2019 Godolphin Mile Winner
Sire: Stay Thirsty
Grandsire: Bernardini
Dam: Miner’s Secret
Damsire: Mineshaft
Other relatives: Unknown
Sex: Male
Foaled: 2015
Country: United States
Colour: Dark Bay
Breeder: Michael Edward Connelly
Owner: Robert V. LaPenta and Head of Plains Partners LLC
Trainer: Todd Pletcher
Jockey: Javier Castellano
Record: 13 Starts: 8 - 0 - 1
Earnings: $1,825,280
Post Career: Entered stud in 2020 at Spendthrift Farm, KY
Coal Front was a tough, versatile, hard knocking sprinter and miler who became one of the more popular older horses in the country during his peak seasons of 2018 and 2019. He was a bay colt born in 2014 in Kentucky. His sire was Stay Thirsty, the Travers Stakes winner of 2011 who narrowly missed in the Belmont Stakes that same year. His dam was Miner's Secret, by Mineshaft, who himself was the 2003 Horse of the Year. The pedigree was strong on both sides, with two top class American sires close up. Coal Front was raced by Robert V. LaPenta in partnership with Head of Plains Partners and was trained by Hall of Famer Todd Pletcher. He never won a Grade 1, but he became a dependable graded stakes winner who shipped well, ran on different surfaces, and stretched out from sprints to a one turn mile without missing a beat.

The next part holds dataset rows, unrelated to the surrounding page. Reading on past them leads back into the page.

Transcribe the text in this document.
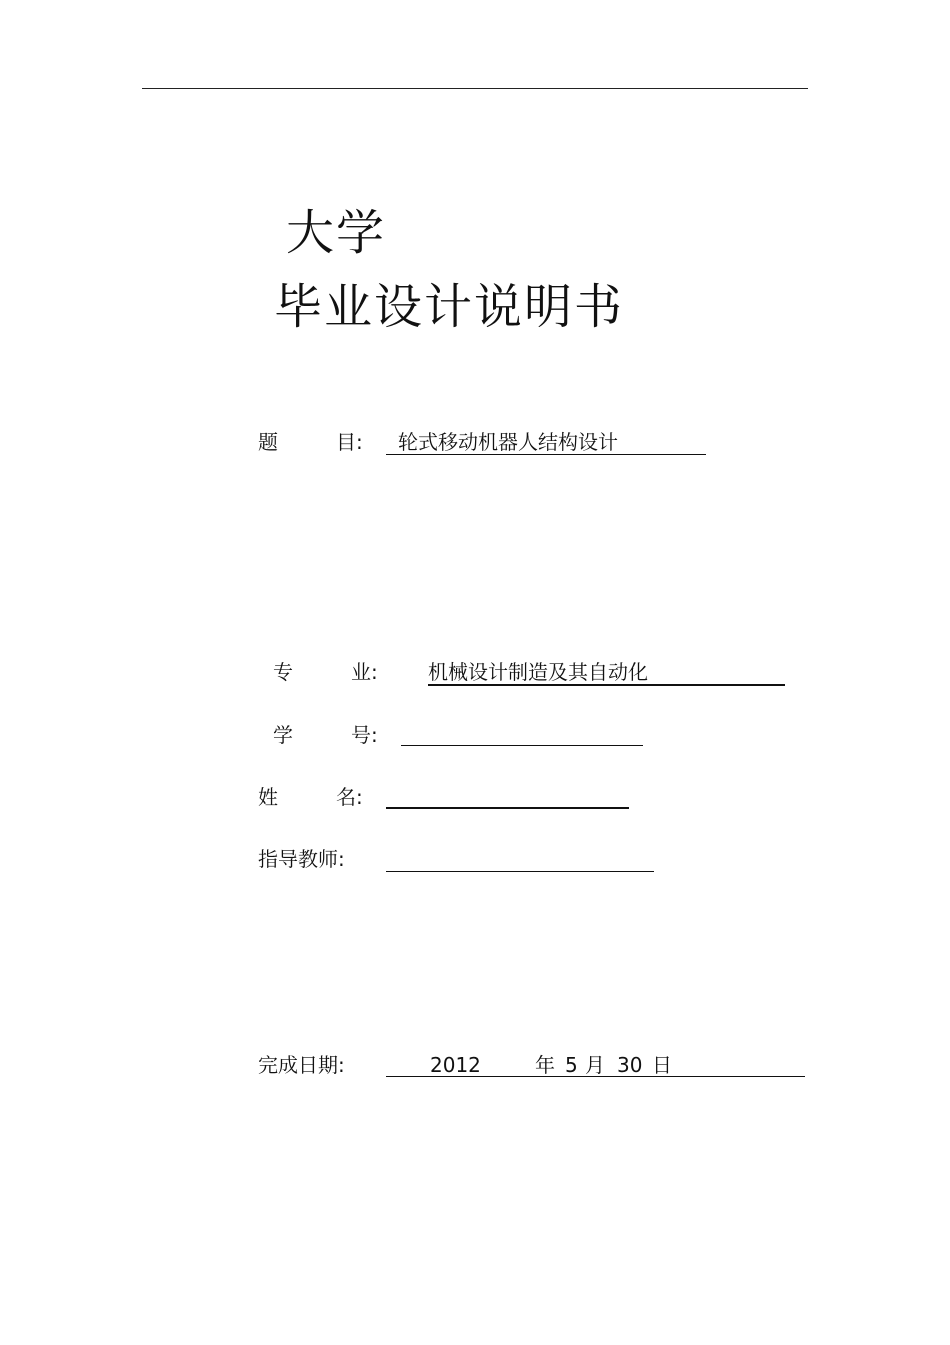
大学
毕业设计说明书
题	目: 轮式移动机器人结构设计
专	业:	机械设计制造及其自动化
学	号:
姓	名:
指导教师:
完成日期:	2012	年 5 月 30 日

He started his career late as a three year old in 2017 and made up for lost time quickly. He won his first three career races, including the Amsterdam Stakes at Saratoga and the Gallant Bob Stakes at Parx, both Grade level wins for an emerging sprinter. He kept rolling at four with a victory in the Mr. Prospector Stakes at Gulfstream. His five year old season in 2019 was the high water mark of his career. He won the Razorback Handicap at Oaklawn Park stretching out, then traveled across the world to take the Godolphin Mile at Meydan Racecourse on Dubai World Cup night, beating an international field on one of the biggest stages in the sport. He added the Parx Dirt Mile at Parx Racing later that year and was retired soon after with eight wins from thirteen starts and earnings of more than 1.7 million dollars.

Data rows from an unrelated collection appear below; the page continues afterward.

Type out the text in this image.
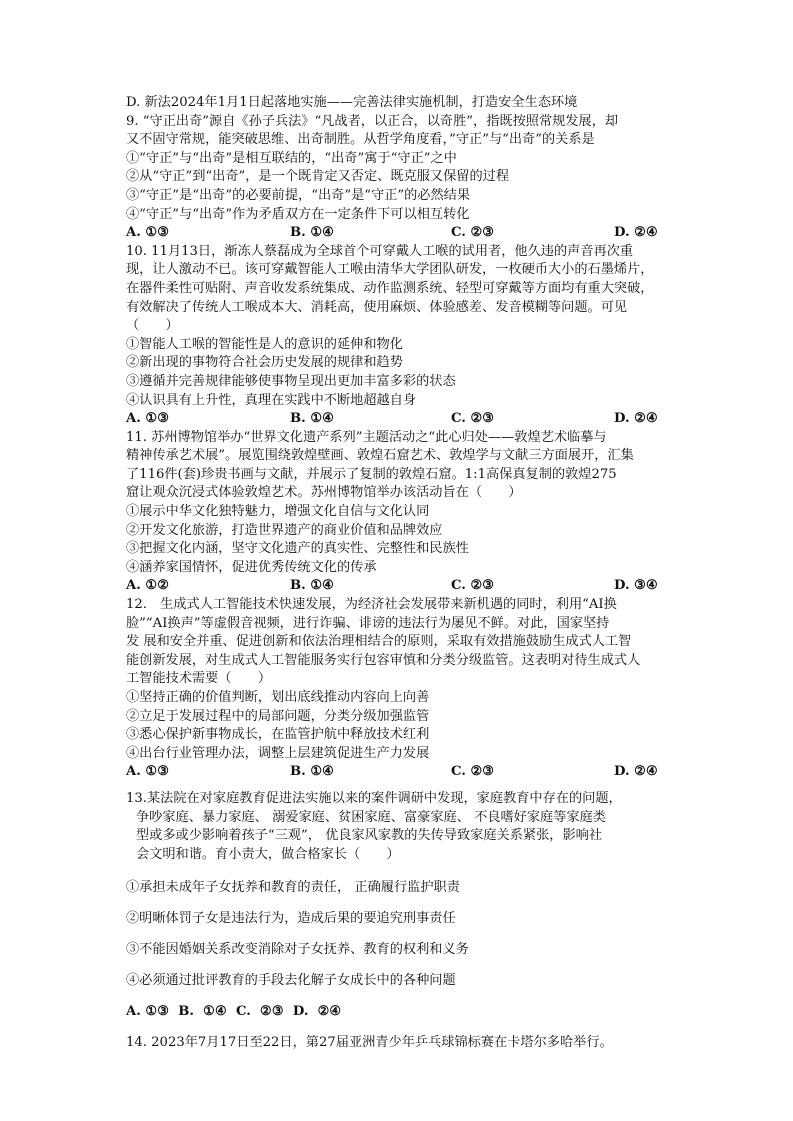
D. 新法2024年1月1日起落地实施——完善法律实施机制，打造安全生态环境
9. “守正出奇”源自《孙子兵法》“凡战者，以正合，以奇胜”，指既按照常规发展，却
又不固守常规，能突破思维、出奇制胜。从哲学角度看，”守正”与“出奇”的关系是
①“守正”与“出奇”是相互联结的，“出奇”寓于“守正”之中
②从“守正”到“出奇”，是一个既肯定又否定、既克服又保留的过程
③“守正”是“出奇”的必要前提，“出奇”是“守正”的必然结果
④“守正”与“出奇”作为矛盾双方在一定条件下可以相互转化
A. ①③	B. ①④	C. ②③	D. ②④
10. 11月13日，渐冻人蔡磊成为全球首个可穿戴人工喉的试用者，他久违的声音再次重
现，让人激动不已。该可穿戴智能人工喉由清华大学团队研发，一枚硬币大小的石墨烯片，
在器件柔性可贴附、声音收发系统集成、动作监测系统、轻型可穿戴等方面均有重大突破，
有效解决了传统人工喉成本大、消耗高，使用麻烦、体验感差、发音模糊等问题。可见
（　　）
①智能人工喉的智能性是人的意识的延伸和物化
②新出现的事物符合社会历史发展的规律和趋势
③遵循并完善规律能够使事物呈现出更加丰富多彩的状态
④认识具有上升性，真理在实践中不断地超越自身
A. ①③	B. ①④	C. ②③	D. ②④
11. 苏州博物馆举办“世界文化遗产系列”主题活动之“此心归处——敦煌艺术临摹与
精神传承艺术展”。展览围绕敦煌壁画、敦煌石窟艺术、敦煌学与文献三方面展开，汇集
了116件(套)珍贵书画与文献，并展示了复制的敦煌石窟。1:1高保真复制的敦煌275
窟让观众沉浸式体验敦煌艺术。苏州博物馆举办该活动旨在（　　）
①展示中华文化独特魅力，增强文化自信与文化认同
②开发文化旅游，打造世界遗产的商业价值和品牌效应
③把握文化内涵，坚守文化遗产的真实性、完整性和民族性
④涵养家国情怀，促进优秀传统文化的传承
A. ①②	B. ①④	C. ②③	D. ③④
12.　生成式人工智能技术快速发展，为经济社会发展带来新机遇的同时，利用“AI换
脸”“AI换声”等虚假音视频，进行诈骗、诽谤的违法行为屡见不鲜。对此，国家坚持
发 展和安全并重、促进创新和依法治理相结合的原则，采取有效措施鼓励生成式人工智
能创新发展，对生成式人工智能服务实行包容审慎和分类分级监管。这表明对待生成式人
工智能技术需要（　　）
①坚持正确的价值判断，划出底线推动内容向上向善
②立足于发展过程中的局部问题，分类分级加强监管
③悉心保护新事物成长，在监管护航中释放技术红利
④出台行业管理办法，调整上层建筑促进生产力发展
A. ①③	B. ①④	C. ②③	D. ②④
13.某法院在对家庭教育促进法实施以来的案件调研中发现，家庭教育中存在的问题，
争吵家庭、暴力家庭、 溺爱家庭、贫困家庭、富豪家庭、 不良嗜好家庭等家庭类
型或多或少影响着孩子“三观”， 优良家风家教的失传导致家庭关系紧张，影响社
会文明和谐。育小责大，做合格家长（　　）
①承担未成年子女抚养和教育的责任， 正确履行监护职责
②明晰体罚子女是违法行为，造成后果的要追究刑事责任
③不能因婚姻关系改变消除对子女抚养、教育的权利和义务
④必须通过批评教育的手段去化解子女成长中的各种问题
A. ①③  B.  ①④  C.  ②③  D.  ②④
14. 2023年7月17日至22日，第27届亚洲青少年乒乓球锦标赛在卡塔尔多哈举行。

He went to stud in Kentucky, at first standing at Lane's End, but after his fee softened, he was relocated to a regional stallion job in Louisiana, where he stands at a friendly fee that makes him available to small breeders. His first crops have included graded stakes runners and useful regional stakes winners, even if he has not yet produced a runner who matches his own racing record. Coal Front is the kind of horse who tends to be undervalued in the breeding shed because he never had a Grade 1 line on his page, but his honest career across three years of racing tells the more important story. He was sound, fast, well traveled, and willing to fight at every distance and surface his connections asked him to try.